Bill C-11, which received royal assent in April, aims to modernize the Broadcasting Act. It requires digital platforms such as Netflix, YouTube, and TikTok to contribute to and promote Canadian content.

Bell’s presentation addressed what they termed a “crisis” for Canadian broadcasters. Jonathan Daniels, Bell Canada’s vice-president of regulatory law, criticized the CRTC’s current approach, saying “your priorities are backwards,” reports The Canadian Press.

“Traditional broadcasters, the linchpin of the Canadian broadcasting system, need relief and we need it now,” Daniels remarked.
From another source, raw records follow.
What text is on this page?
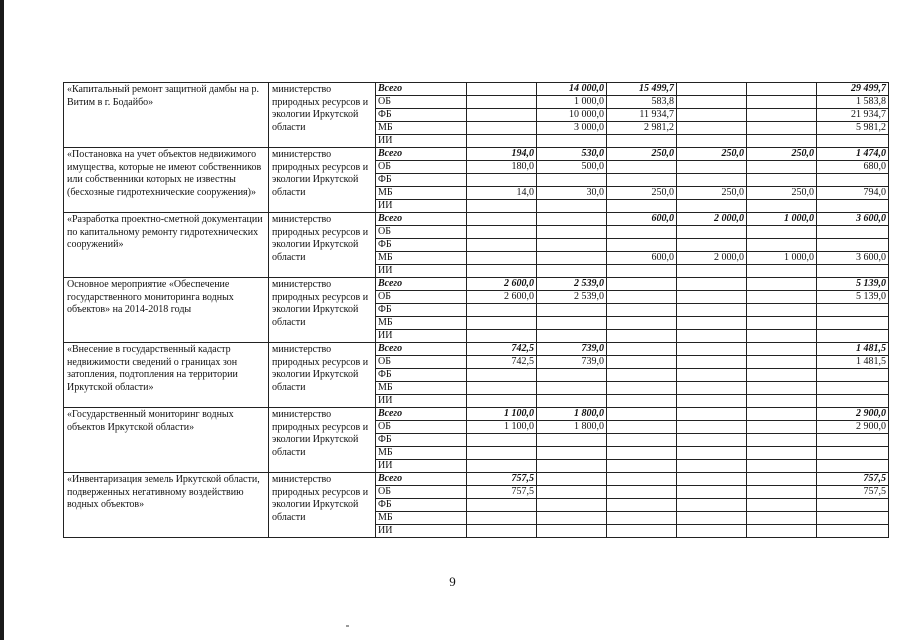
«Капитальный ремонт защитной дамбы на р. Витим в г. Бодайбо»	министерство природных ресурсов и экологии Иркутской области	Всего		14 000,0	15 499,7			29 499,7
		ОБ		1 000,0	583,8			1 583,8
		ФБ		10 000,0	11 934,7			21 934,7
		МБ		3 000,0	2 981,2			5 981,2
		ИИ						
«Постановка на учет объектов недвижимого имущества, которые не имеют собственников или собственники которых не известны (бесхозные гидротехнические сооружения)»	министерство природных ресурсов и экологии Иркутской области	Всего	194,0	530,0	250,0	250,0	250,0	1 474,0
		ОБ	180,0	500,0				680,0
		ФБ						
		МБ	14,0	30,0	250,0	250,0	250,0	794,0
		ИИ						
«Разработка проектно-сметной документации по капитальному ремонту гидротехнических сооружений»	министерство природных ресурсов и экологии Иркутской области	Всего			600,0	2 000,0	1 000,0	3 600,0
		ОБ						
		ФБ						
		МБ			600,0	2 000,0	1 000,0	3 600,0
		ИИ						
Основное мероприятие «Обеспечение государственного мониторинга водных объектов» на 2014-2018 годы	министерство природных ресурсов и экологии Иркутской области	Всего	2 600,0	2 539,0				5 139,0
		ОБ	2 600,0	2 539,0				5 139,0
		ФБ						
		МБ						
		ИИ						
«Внесение в государственный кадастр недвижимости сведений о границах зон затопления, подтопления на территории Иркутской области»	министерство природных ресурсов и экологии Иркутской области	Всего	742,5	739,0				1 481,5
		ОБ	742,5	739,0				1 481,5
		ФБ						
		МБ						
		ИИ						
«Государственный мониторинг водных объектов Иркутской области»	министерство природных ресурсов и экологии Иркутской области	Всего	1 100,0	1 800,0				2 900,0
		ОБ	1 100,0	1 800,0				2 900,0
		ФБ						
		МБ						
		ИИ						
«Инвентаризация земель Иркутской области, подверженных негативному воздействию водных объектов»	министерство природных ресурсов и экологии Иркутской области	Всего	757,5					757,5
		ОБ	757,5					757,5
		ФБ						
		МБ						
		ИИ						
9
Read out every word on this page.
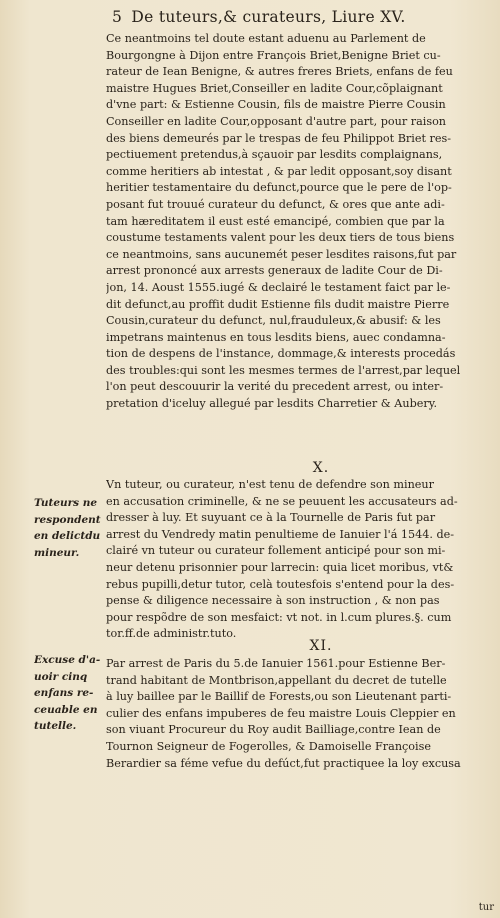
5 De tuteurs,& curateurs, Liure XV.
Ce neantmoins tel doute estant aduenu au Parlement de
Bourgongne à Dijon entre François Briet,Benigne Briet cu-
rateur de Iean Benigne, & autres freres Briets, enfans de feu
maistre Hugues Briet,Conseiller en ladite Cour,cõplaignant
d'vne part: & Estienne Cousin, fils de maistre Pierre Cousin
Conseiller en ladite Cour,opposant d'autre part, pour raison
des biens demeurés par le trespas de feu Philippot Briet res-
pectiuement pretendus,à sçauoir par lesdits complaignans,
comme heritiers ab intestat , & par ledit opposant,soy disant
heritier testamentaire du defunct,pource que le pere de l'op-
posant fut trouué curateur du defunct, & ores que ante adi-
tam hæreditatem il eust esté emancipé, combien que par la
coustume testaments valent pour les deux tiers de tous biens
ce neantmoins, sans aucunemét peser lesdites raisons,fut par
arrest prononcé aux arrests generaux de ladite Cour de Di-
jon, 14. Aoust 1555.iugé & declairé le testament faict par le-
dit defunct,au proffit dudit Estienne fils dudit maistre Pierre
Cousin,curateur du defunct, nul,frauduleux,& abusif: & les
impetrans maintenus en tous lesdits biens, auec condamna-
tion de despens de l'instance, dommage,& interests procedás
des troubles:qui sont les mesmes termes de l'arrest,par lequel
l'on peut descouurir la verité du precedent arrest, ou inter-
pretation d'iceluy allegué par lesdits Charretier & Aubery.
X.
Vn tuteur, ou curateur, n'est tenu de defendre son mineur
en accusation criminelle, & ne se peuuent les accusateurs ad-
dresser à luy. Et suyuant ce à la Tournelle de Paris fut par
arrest du Vendredy matin penultieme de Ianuier l'á 1544. de-
clairé vn tuteur ou curateur follement anticipé pour son mi-
neur detenu prisonnier pour larrecin: quia licet moribus, vt&
rebus pupilli,detur tutor, celà toutesfois s'entend pour la des-
pense & diligence necessaire à son instruction , & non pas
pour respõdre de son mesfaict: vt not. in l.cum plures.§. cum
tor.ff.de administr.tuto.
XI.
Par arrest de Paris du 5.de Ianuier 1561.pour Estienne Ber-
trand habitant de Montbrison,appellant du decret de tutelle
à luy baillee par le Baillif de Forests,ou son Lieutenant parti-
culier des enfans impuberes de feu maistre Louis Cleppier en
son viuant Procureur du Roy audit Bailliage,contre Iean de
Tournon Seigneur de Fogerolles, & Damoiselle Françoise
Berardier sa féme vefue du defúct,fut practiquee la loy excusa
Tuteurs ne
respondent
en delictdu
mineur.
Excuse d'a-
uoir cinq
enfans re-
ceuable en
tutelle.
tur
He highlighted the challenges faced by local broadcasters, including customer loss to streaming services and increased content acquisition costs.

Daniels emphasized that Bell’s proposal to compel digital streamers to fund subsidies would increase the broadcasting system’s funding for Canadian news and television productions while reducing traditional broadcasters’ obligations.

In June, Bell made two submissions to the CRTC, including a plea to reduce its Canadian content spending obligation on some television stations and to eliminate spending requirements on local news and the mandated broadcasting hours for locally reflective news.

These submissions coincided with Bell announcing a significant workforce reduction, the closure or sale of nine radio stations, and the shutting down of two foreign bureaus.

Bell Media has also sought to challenge a CRTC decision that renewed its broadcast licenses for three years without a public hearing, fearing that this might lead to a prejudgment of the issues raised in its June applications.

The CRTC’s prior engagement with the Online Streaming Act implementation set a threshold to determine which streaming services in Canada, with annual revenues exceeding $10 million, will be subject to new regulations. A decision in September mandated these streaming services to report their activities to the CRTC.